Negotiation Game Plan: Defining Rules of Engagement with Keld Jensen
A practical conversation with Keld Jensen on trust currency and why setting clear rules of engagement shapes alignment, trust, and outcomes in negotiations.
What We Explored in This Episode
In this episode of The Negotiation Club Podcast, Philip Brown (Founder of The Negotiation Club) is joined by Keld Jensen, negotiation expert and pioneer of NegoEconomics, to explore the role of Rules of Engagement in negotiation.
The conversation focuses on what happens at the very start of a negotiation—often before numbers, proposals, or concessions appear—and why this early framing can determine whether discussions become positional, collaborative, or misaligned from the outset.
Trust Currency and the Rules of Engagement
Keld introduces the idea of trust currency: the value created when negotiators are clear, transparent, and aligned on how they will negotiate, not just what they will negotiate.
By explicitly setting rules of engagement—such as whether the negotiation will be positional or collaborative—both parties reduce ambiguity and avoid talking past one another. This clarity helps prevent hidden assumptions and opens the door to value that is often lost in traditional, adversarial approaches.
When Rules Help—and When They Don’t
A critical part of the discussion is recognising that rules of engagement are not universally applicable. Philip and Keld emphasise that context matters.
Some negotiations benefit from clearly stated rules; others require flexibility or a different approach entirely. The skill lies not in knowing the tactic, but in knowing when to use it and when not to.
Keld highlights that certain environments—such as crisis or hostage negotiations—operate under fundamentally different dynamics, reinforcing that rules of engagement must always be matched to the situation.
From Principle to Practice
The episode reinforces that setting rules of engagement is a strategic choice, not a default behaviour.
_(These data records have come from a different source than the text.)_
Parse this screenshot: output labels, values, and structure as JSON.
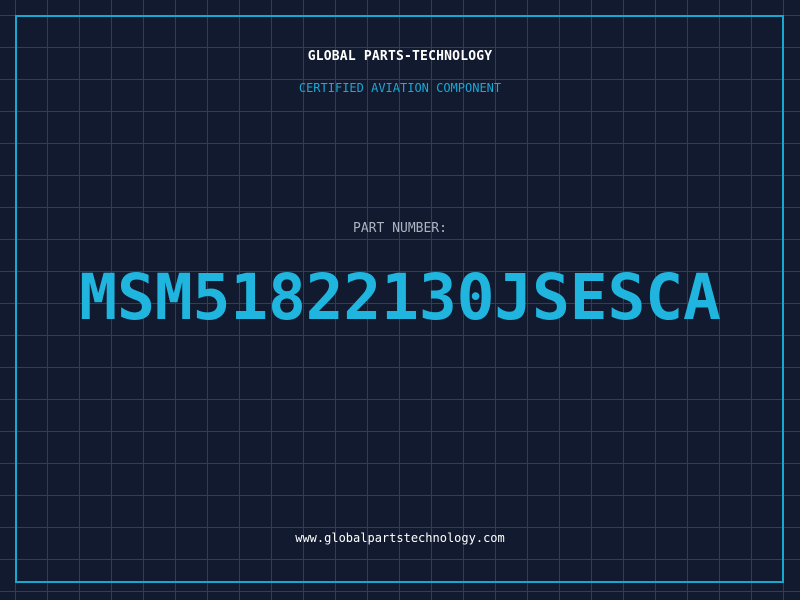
{
  "header": {
    "company": "GLOBAL PARTS-TECHNOLOGY",
    "tagline": "CERTIFIED AVIATION COMPONENT"
  },
  "part": {
    "label": "PART NUMBER:",
    "number": "MSM51822130JSESCA"
  },
  "footer": {
    "website": "www.globalpartstechnology.com"
  },
  "colors": {
    "background": "#111a2e",
    "grid": "#1e4660",
    "accent": "#1fb5df",
    "frame": "#17a7cf"
  }
}
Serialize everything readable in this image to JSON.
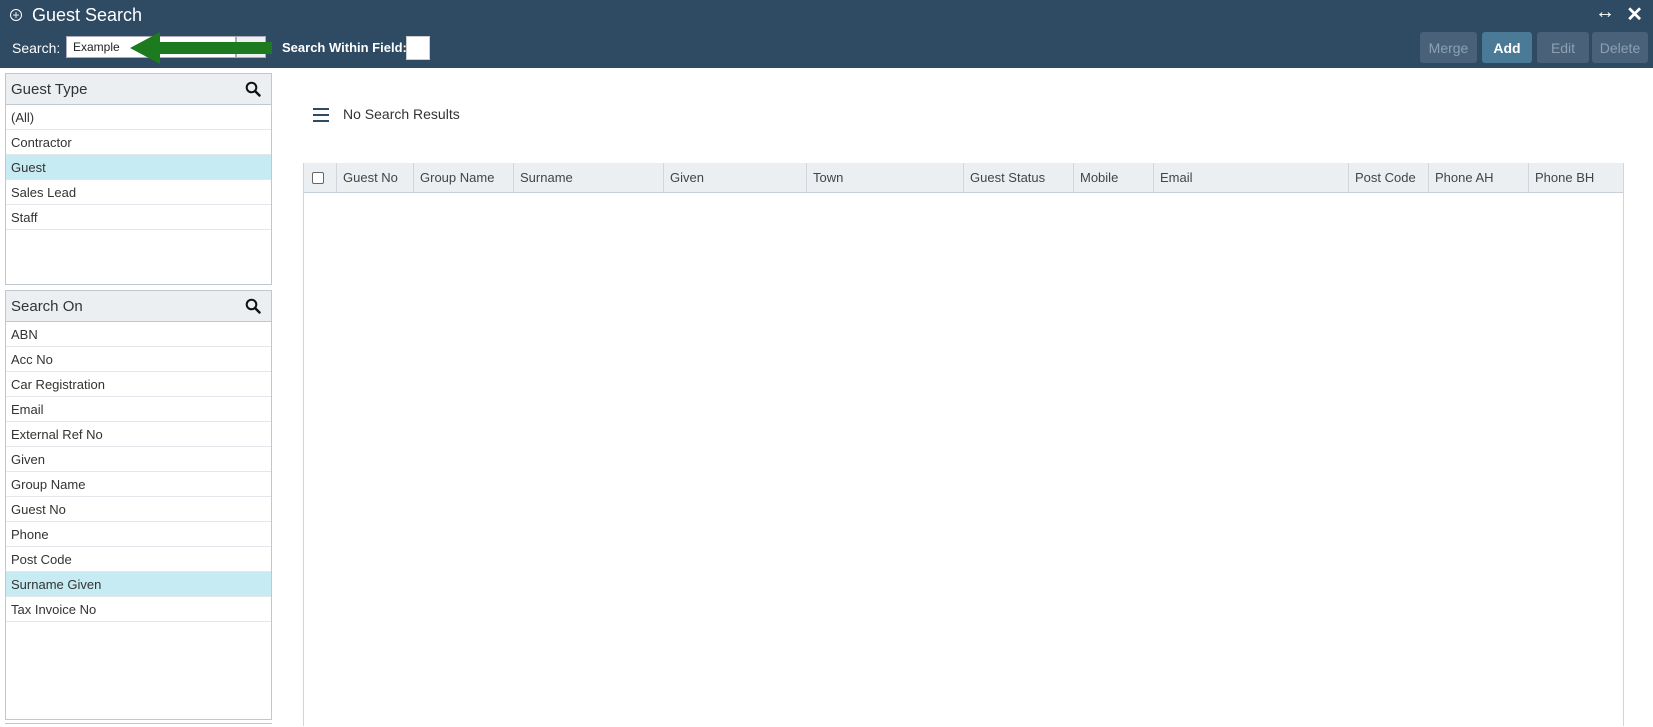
{
  "header": {
    "title": "Guest Search",
    "search_label": "Search:",
    "search_value": "Example",
    "search_within_label": "Search Within Field:",
    "buttons": {
      "merge": "Merge",
      "add": "Add",
      "edit": "Edit",
      "delete": "Delete"
    }
  },
  "guest_type": {
    "title": "Guest Type",
    "items": [
      "(All)",
      "Contractor",
      "Guest",
      "Sales Lead",
      "Staff"
    ],
    "selected": "Guest"
  },
  "search_on": {
    "title": "Search On",
    "items": [
      "ABN",
      "Acc No",
      "Car Registration",
      "Email",
      "External Ref No",
      "Given",
      "Group Name",
      "Guest No",
      "Phone",
      "Post Code",
      "Surname Given",
      "Tax Invoice No"
    ],
    "selected": "Surname Given"
  },
  "results": {
    "status": "No Search Results",
    "columns": [
      "Guest No",
      "Group Name",
      "Surname",
      "Given",
      "Town",
      "Guest Status",
      "Mobile",
      "Email",
      "Post Code",
      "Phone AH",
      "Phone BH"
    ]
  },
  "colors": {
    "header_bg": "#2f4a63",
    "selected_row": "#c6ebf2",
    "annotation_arrow": "#1e7a1e"
  }
}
It requires judgement, awareness, and experience to apply effectively.
To practise this skill, reflect on your next negotiation and ask:
- Have we aligned on how we will negotiate?
- Are both sides operating under the same assumptions?
- Would clarity at the outset reduce friction later?
A dedicated Negotiation Card on “Rules of Engagement” has been created to help practitioners practise introducing and testing this concept in a structured way. The card encourages experimentation and reflection, helping negotiators build the experience needed to apply the tactic appropriately.